Baja California decisión del TEPJF

Cuando legisladores de Baja California aprobaron la ampliación del mandato como gobernador de dos a cinco años en favor del senador con licencia de Morena, Jaime Bonilla, se produjo un gran enojo en la sociedad de aquella entidad; del país y desde luego se generó perspicacia.

Esa decisión legislativa provocó una serie de recelos y de escenarios que algunos analistas políticos, de buena o mala leche, calificaron como “peligrosos” para nuestra democracia.

Cuauhtémoc Cárdenas afirmó que, de concretarse aquella disposición ampliada, “sería un precedente grave para que cualquier legislatura estatal o federal pudiera cambiar los términos de vigencia de un mandato” y, afirmó: “con esta decisión se rompe el orden republicano y se lesiona la constitucionalidad”.

En tanto, el presidente Andrés Manuel López Obrador afirmó que si a él lo hubieran consultado habría rechazado la ampliación del periodo de gobierno de Bonilla; porque si lo hubiese autorizado se le caería la cara de vergüenza, y no tendría autoridad moral alguna.

Precisamente esto es el fondo del asunto, porque mientras que el propio presidente ha señalado que el actual no representa un cambio de gobierno, sino de régimen, ya que si la decisión del Congreso bajacaliforniano hubiese sido ratificada, habría significado replicar las formas y modos de los gobiernos pasados.

La decisión del Ejecutivo federal de no meter las manos en este asunto y que lo resolvieran los propios ciudadanos de aquella entidad, el nuevo Congreso local y, en última instancia como sucedió, la Sala Superior del Tribunal Electoral del Poder Judicial de la Federación (TEPJF), nos muestra que efectivamente estamos ante un cambio de régimen.

Lamentablemente, hay que decirlo sin problema alguno, Jaime Bonilla no supo leer ni entender políticamente la decisión del presidente López Obrador, no pudo estar a la

altura de lo que representa en el fondo la Cuarta Transformación, y que no es sólo un slogan propagandístico, sino un compromiso.

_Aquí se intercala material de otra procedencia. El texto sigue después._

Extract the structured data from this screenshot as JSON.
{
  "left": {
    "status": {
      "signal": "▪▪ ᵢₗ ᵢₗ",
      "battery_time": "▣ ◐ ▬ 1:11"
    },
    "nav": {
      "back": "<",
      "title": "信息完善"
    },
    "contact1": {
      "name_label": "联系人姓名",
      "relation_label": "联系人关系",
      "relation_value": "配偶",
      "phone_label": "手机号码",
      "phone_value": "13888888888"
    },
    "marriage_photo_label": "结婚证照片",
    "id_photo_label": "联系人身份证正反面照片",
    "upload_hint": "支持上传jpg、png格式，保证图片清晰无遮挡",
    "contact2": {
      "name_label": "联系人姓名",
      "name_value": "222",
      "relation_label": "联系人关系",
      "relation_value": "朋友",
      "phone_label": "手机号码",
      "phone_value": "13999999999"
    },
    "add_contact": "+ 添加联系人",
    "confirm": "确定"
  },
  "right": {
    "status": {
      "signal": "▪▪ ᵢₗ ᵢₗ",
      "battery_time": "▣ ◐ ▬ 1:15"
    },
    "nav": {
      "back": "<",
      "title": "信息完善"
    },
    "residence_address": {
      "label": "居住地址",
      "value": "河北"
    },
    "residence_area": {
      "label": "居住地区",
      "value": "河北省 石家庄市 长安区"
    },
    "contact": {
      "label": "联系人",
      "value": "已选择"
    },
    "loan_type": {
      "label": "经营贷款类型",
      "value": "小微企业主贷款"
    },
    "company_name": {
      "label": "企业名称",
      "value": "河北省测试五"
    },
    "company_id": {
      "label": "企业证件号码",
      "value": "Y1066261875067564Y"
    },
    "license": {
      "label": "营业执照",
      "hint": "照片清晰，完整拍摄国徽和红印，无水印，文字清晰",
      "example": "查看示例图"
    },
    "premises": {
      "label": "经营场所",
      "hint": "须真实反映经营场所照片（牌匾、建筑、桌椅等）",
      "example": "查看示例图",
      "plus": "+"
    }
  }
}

Simplemente habrá que recordar lo que la historia nos enseña, como cuando los presidentes ponían y quitaban gobernadores sin rubor alguno. Luis Echeverria ordenó modificar la Constitución de Sonora para que su consentido, Carlos Armando Biebrich, pudiera acceder a la gubernatura de aquel estado, pero tras una desavenencia entre ambos, Echevarría lo acusó de diversos delitos y el joven político tuvo que dejar el cargo. Ejemplos, hay muchos más.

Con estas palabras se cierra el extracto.